Application data
.NET .NET Core Asynchronous C# Entity Framework Core Performance SQL Swagger Visual Studio Web API

How to use Bulk Updates and Batching with Entity Framework Core

Welcome to today’s post.

In today’s post I will discuss how we can apply batching with Entity Framework Core.

With batching we can apply more than one INSERT or UPDATE operation to an SQL table with one command. What this means is a command is sent on one trip to SQL database, the operations are applied against the table, then a response is provided to the calling client. Being able to issue one command and response is the most efficient way we can apply the command from our client or API method.

In the first section I will show how to batch operations with data inserts, then later apply batch operations with inserts and updates.

Insert Batching Operations

I will first show how this works for an INSERT batching operation.

Suppose I have a JSON data file that consists of records that I would like to bulk insert into my Books database:

[
	{
		"title": "Test Book 1", 
		"author": "Test1, Author", 
		"yearpublished": 1814, 
		"edition": "Penguin", 
		"genre": "Fiction", 
		"isbn": "1", 
		"mediatype": "book",
		"location": "sydney"
	},
	…
	{
		"title": "Test Book 20", 
		"author": "Test20, Author", 
		"yearpublished": 1993, 
		"edition": "Penguin", 
		"genre": "Fiction", 
		"isbn": "20", 
		"mediatype": "book",
		"location": "sydney"
	}
]

What I have done is to format the data as a JSON array, with the JSON objects enclosed within brackets [ … ].

I then implement an API controller that when run, will receive the above JSON array as an input, then call a service method to batch insert the JSON records into a Books table.

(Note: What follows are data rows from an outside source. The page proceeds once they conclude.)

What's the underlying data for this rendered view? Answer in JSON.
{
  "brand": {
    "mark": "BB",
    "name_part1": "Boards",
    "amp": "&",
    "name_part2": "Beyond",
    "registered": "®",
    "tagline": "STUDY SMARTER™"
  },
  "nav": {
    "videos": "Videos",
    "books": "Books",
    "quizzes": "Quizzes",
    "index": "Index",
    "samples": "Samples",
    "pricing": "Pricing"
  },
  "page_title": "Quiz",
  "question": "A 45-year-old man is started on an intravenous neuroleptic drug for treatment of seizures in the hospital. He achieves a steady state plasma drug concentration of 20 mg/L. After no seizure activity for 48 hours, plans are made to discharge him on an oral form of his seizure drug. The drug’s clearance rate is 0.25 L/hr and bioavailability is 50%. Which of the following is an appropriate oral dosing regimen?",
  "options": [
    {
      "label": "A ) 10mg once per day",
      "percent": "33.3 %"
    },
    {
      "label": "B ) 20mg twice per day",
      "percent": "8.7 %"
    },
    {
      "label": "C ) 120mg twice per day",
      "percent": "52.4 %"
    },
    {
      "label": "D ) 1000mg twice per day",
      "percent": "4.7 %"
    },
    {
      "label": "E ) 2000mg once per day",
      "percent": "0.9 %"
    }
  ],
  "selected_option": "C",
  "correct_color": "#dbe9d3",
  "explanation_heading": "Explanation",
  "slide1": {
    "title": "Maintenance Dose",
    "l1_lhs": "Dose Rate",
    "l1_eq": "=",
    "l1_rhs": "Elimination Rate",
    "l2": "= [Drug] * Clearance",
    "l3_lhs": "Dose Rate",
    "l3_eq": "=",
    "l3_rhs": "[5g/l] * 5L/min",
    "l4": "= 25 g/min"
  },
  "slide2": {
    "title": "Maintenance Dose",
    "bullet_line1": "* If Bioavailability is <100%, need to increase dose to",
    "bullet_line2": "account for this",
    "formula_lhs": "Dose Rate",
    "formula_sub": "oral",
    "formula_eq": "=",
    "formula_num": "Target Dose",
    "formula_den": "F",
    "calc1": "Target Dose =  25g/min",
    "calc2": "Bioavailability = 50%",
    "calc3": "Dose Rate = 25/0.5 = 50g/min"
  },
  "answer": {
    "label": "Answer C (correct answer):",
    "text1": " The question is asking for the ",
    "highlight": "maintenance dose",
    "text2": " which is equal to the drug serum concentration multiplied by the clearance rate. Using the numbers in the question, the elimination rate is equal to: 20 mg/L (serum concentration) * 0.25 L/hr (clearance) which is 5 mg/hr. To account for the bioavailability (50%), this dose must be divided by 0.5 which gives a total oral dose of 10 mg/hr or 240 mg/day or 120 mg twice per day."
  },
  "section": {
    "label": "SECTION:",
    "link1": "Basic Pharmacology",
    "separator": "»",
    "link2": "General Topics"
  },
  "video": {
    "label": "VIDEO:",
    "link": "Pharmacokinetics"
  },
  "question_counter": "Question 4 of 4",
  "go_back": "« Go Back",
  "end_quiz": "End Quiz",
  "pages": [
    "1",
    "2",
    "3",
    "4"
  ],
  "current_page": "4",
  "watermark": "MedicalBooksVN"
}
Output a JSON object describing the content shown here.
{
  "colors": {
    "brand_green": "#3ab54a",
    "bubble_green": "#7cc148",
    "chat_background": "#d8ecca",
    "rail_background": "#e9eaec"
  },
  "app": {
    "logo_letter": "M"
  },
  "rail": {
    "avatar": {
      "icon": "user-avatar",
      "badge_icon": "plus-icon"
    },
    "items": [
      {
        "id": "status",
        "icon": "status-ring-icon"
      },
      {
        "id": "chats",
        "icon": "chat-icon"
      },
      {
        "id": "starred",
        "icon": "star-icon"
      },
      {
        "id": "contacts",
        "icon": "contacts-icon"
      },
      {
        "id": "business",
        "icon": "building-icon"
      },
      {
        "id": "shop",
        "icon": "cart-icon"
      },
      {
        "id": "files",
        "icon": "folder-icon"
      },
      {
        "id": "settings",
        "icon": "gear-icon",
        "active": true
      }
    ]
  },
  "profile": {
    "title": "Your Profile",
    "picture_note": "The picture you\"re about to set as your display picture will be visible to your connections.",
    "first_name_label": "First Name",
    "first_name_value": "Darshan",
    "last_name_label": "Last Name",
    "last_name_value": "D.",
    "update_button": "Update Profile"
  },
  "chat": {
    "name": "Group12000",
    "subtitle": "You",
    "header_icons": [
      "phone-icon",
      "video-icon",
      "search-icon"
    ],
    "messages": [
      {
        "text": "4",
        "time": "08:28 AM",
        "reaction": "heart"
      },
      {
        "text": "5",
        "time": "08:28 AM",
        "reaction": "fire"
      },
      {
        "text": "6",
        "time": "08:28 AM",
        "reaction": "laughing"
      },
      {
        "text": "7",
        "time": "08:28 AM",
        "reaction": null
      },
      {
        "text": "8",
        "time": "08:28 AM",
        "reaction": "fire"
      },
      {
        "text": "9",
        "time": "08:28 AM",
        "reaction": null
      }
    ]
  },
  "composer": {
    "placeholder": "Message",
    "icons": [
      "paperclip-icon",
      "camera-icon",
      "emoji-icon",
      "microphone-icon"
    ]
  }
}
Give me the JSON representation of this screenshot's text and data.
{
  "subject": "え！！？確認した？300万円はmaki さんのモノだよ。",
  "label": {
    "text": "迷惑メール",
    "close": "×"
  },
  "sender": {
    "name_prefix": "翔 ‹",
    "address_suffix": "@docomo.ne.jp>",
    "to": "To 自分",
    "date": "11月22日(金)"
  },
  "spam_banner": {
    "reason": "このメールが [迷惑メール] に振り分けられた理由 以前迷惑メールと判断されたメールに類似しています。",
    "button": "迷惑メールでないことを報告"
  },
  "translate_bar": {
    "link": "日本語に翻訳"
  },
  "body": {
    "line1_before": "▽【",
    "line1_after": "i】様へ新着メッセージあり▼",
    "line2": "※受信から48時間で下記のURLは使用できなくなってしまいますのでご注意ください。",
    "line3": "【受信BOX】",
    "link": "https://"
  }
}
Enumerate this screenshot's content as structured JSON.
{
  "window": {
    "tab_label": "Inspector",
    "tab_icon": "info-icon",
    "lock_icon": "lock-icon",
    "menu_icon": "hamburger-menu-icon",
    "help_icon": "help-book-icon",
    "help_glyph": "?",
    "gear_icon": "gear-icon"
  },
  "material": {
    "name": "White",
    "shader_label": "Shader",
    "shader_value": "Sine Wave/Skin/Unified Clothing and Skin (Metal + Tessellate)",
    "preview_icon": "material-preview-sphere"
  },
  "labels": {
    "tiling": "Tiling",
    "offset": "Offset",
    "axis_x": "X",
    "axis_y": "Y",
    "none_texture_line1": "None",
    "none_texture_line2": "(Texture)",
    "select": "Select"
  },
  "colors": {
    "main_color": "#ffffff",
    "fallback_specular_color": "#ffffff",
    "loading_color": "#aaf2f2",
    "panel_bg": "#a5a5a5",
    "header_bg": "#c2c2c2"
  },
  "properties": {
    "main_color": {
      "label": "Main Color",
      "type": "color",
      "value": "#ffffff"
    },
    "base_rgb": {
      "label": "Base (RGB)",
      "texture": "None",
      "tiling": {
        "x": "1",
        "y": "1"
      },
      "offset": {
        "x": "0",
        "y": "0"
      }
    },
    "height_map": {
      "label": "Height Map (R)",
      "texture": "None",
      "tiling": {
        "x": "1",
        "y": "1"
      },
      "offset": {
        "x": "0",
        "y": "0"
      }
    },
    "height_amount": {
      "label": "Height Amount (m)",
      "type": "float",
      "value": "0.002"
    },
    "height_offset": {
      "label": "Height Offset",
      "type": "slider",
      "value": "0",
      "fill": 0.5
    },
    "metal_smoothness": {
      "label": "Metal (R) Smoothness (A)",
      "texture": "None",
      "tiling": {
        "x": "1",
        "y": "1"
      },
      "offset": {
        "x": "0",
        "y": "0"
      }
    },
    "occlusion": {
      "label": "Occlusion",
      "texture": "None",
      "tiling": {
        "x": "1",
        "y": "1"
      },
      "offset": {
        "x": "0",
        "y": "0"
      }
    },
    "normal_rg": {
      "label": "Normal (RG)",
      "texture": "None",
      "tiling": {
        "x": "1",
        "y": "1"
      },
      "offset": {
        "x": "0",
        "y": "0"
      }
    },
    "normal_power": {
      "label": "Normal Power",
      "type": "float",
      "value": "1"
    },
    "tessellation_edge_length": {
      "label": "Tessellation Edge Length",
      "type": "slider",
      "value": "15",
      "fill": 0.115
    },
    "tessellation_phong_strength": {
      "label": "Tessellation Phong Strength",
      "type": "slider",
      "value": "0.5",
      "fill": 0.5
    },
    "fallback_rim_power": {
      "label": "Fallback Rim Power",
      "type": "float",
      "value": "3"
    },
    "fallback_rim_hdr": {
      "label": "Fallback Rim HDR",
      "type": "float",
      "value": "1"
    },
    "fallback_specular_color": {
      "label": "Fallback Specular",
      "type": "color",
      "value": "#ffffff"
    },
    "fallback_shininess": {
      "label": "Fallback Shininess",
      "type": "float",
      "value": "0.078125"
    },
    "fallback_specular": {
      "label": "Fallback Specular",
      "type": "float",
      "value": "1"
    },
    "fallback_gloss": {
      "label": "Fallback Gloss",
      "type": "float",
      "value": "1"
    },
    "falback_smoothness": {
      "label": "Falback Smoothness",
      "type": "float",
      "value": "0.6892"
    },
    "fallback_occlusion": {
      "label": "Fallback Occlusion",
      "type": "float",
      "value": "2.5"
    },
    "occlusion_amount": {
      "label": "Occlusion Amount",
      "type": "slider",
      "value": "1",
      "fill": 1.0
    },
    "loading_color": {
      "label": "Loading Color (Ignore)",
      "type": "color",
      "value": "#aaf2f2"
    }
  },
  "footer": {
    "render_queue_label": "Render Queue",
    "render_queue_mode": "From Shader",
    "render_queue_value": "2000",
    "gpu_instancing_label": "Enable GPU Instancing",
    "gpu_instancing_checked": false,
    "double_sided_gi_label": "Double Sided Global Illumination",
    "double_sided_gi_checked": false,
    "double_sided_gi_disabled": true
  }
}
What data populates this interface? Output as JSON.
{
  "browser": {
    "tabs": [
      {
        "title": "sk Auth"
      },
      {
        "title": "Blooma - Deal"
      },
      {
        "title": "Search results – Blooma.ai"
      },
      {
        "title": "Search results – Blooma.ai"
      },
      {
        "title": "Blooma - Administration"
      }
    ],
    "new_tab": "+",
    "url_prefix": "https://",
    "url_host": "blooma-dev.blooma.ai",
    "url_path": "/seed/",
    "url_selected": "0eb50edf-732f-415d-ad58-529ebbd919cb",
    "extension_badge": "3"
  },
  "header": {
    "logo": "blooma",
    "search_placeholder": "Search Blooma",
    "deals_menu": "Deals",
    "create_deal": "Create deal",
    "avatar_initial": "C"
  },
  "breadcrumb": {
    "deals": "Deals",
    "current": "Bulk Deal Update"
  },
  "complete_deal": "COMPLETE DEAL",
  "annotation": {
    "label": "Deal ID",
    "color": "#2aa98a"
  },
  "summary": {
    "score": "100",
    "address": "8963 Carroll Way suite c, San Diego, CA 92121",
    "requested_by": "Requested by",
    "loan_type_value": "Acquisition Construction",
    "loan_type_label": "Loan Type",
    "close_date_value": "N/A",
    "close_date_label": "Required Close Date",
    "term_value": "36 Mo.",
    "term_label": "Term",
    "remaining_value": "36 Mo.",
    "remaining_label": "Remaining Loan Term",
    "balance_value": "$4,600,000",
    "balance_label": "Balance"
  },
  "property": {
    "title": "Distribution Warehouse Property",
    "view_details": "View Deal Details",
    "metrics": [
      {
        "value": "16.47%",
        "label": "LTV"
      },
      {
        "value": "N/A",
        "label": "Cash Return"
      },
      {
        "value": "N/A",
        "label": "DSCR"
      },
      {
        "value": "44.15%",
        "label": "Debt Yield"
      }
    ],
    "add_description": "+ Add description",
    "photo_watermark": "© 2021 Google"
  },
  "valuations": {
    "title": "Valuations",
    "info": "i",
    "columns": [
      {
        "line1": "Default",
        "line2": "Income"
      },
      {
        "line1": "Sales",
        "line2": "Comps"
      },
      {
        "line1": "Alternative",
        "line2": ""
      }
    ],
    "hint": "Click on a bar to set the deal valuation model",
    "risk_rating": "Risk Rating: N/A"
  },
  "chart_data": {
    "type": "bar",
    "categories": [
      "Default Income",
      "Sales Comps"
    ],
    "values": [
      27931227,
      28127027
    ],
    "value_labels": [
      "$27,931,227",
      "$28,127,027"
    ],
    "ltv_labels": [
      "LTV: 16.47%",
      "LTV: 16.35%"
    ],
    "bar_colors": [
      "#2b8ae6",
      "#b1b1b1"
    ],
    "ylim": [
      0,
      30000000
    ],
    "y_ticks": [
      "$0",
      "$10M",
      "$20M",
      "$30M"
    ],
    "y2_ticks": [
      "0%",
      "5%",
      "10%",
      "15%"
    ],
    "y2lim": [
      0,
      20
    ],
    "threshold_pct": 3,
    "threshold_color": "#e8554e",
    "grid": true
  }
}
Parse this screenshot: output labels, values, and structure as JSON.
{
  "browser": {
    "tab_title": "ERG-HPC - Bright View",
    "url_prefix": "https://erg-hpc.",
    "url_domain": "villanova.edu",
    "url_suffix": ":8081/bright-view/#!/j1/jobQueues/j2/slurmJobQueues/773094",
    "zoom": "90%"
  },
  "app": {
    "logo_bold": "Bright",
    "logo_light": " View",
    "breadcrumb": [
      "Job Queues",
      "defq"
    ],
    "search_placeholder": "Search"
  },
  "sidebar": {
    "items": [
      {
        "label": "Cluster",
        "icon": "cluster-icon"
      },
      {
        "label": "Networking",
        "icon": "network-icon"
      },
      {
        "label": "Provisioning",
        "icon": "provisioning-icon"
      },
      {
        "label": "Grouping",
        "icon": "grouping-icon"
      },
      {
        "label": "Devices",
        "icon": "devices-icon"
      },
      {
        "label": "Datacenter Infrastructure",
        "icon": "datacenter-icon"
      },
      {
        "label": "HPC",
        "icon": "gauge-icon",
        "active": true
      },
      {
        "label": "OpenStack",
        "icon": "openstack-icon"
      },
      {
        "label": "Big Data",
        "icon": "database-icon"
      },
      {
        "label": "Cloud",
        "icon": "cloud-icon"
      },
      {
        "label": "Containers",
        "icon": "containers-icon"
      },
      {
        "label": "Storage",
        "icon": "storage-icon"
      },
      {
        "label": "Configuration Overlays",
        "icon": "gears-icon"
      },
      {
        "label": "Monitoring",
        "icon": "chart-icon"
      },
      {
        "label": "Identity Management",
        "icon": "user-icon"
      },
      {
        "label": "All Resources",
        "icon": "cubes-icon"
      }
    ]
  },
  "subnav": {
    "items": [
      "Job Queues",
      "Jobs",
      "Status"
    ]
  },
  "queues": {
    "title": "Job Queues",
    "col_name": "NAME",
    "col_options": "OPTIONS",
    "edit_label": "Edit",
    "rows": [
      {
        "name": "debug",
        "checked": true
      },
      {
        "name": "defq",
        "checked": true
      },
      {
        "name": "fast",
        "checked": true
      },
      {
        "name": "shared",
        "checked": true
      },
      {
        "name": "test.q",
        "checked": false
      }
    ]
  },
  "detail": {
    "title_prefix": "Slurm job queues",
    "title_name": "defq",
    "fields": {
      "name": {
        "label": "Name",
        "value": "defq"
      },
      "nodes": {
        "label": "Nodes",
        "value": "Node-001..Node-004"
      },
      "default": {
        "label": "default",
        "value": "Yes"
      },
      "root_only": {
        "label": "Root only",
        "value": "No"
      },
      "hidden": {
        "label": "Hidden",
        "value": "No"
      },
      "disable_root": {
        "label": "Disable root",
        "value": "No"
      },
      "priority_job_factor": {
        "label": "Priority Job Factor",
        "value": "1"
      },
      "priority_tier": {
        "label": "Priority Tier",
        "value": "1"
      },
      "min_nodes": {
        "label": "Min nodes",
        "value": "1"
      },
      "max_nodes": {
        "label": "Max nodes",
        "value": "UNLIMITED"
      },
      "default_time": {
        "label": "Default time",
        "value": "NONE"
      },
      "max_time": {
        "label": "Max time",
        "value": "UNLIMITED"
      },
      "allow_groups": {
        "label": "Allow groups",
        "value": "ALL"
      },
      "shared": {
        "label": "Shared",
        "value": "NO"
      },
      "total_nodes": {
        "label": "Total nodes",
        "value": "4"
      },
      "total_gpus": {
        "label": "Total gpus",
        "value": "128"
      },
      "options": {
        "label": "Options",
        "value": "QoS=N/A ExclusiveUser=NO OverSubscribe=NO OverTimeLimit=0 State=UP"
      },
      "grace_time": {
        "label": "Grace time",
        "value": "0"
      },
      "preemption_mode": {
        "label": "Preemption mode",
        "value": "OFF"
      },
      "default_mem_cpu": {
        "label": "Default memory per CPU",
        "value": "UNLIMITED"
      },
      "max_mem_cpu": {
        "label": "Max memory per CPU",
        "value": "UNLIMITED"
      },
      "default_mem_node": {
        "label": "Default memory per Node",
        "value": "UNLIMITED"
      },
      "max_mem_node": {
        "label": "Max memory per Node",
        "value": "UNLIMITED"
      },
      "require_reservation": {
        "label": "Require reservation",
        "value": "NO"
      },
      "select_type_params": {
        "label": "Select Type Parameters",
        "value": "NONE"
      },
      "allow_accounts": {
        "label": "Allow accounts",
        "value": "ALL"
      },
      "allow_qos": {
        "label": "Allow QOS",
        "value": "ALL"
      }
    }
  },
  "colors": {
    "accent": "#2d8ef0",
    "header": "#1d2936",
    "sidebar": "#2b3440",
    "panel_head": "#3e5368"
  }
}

The API controller method is shown below:

[HttpPost("api/[controller]/BulkInsertBooks")]
public async Task<ActionResult> BulkInsertBooks(
    [FromBody] List<BookViewModel> model)
{
    try
    {
        await _bookService.BulkInsertBooks(model);
        return Ok();
    }
    catch (Exception ex)
    {
        if (ex.InnerException != null)
            return BadRequest(
                $"Cannot insert book records: {ex.Message}, 
                inner exception: {ex.InnerException.Message}"
            );
        return BadRequest($"Cannot insert book records: {ex.Message}");
    }
}

The API request is an HTTP POST method:

http://localhost:25138/api/Book/BulkInsertBooks

The JSON array request body payload is bound and converted to the input parameter, which is a list collection:

[FromBody] List<BookViewModel>

The service method BulkInsertBooks() takes the converted list of book objects, iterates the list, then appends each book object as a record into the current data context. Finally, the appended records are committed to the data context.

The method is shown below:

public async Task BulkInsertBooks(List<BookViewModel> books)
{
    foreach (var book in books)
    {
        book.DateCreated = DateTime.Now;
        book.DateUpdated = DateTime.Now;
        await _bookRepository.AddAsync(book);
    }
    await _bookRepository.UnitOfWork.SaveChangesAsync();
}

As we can see, I have updated the DateCreated and DateUpdated fields of each object before appending the object to the data context.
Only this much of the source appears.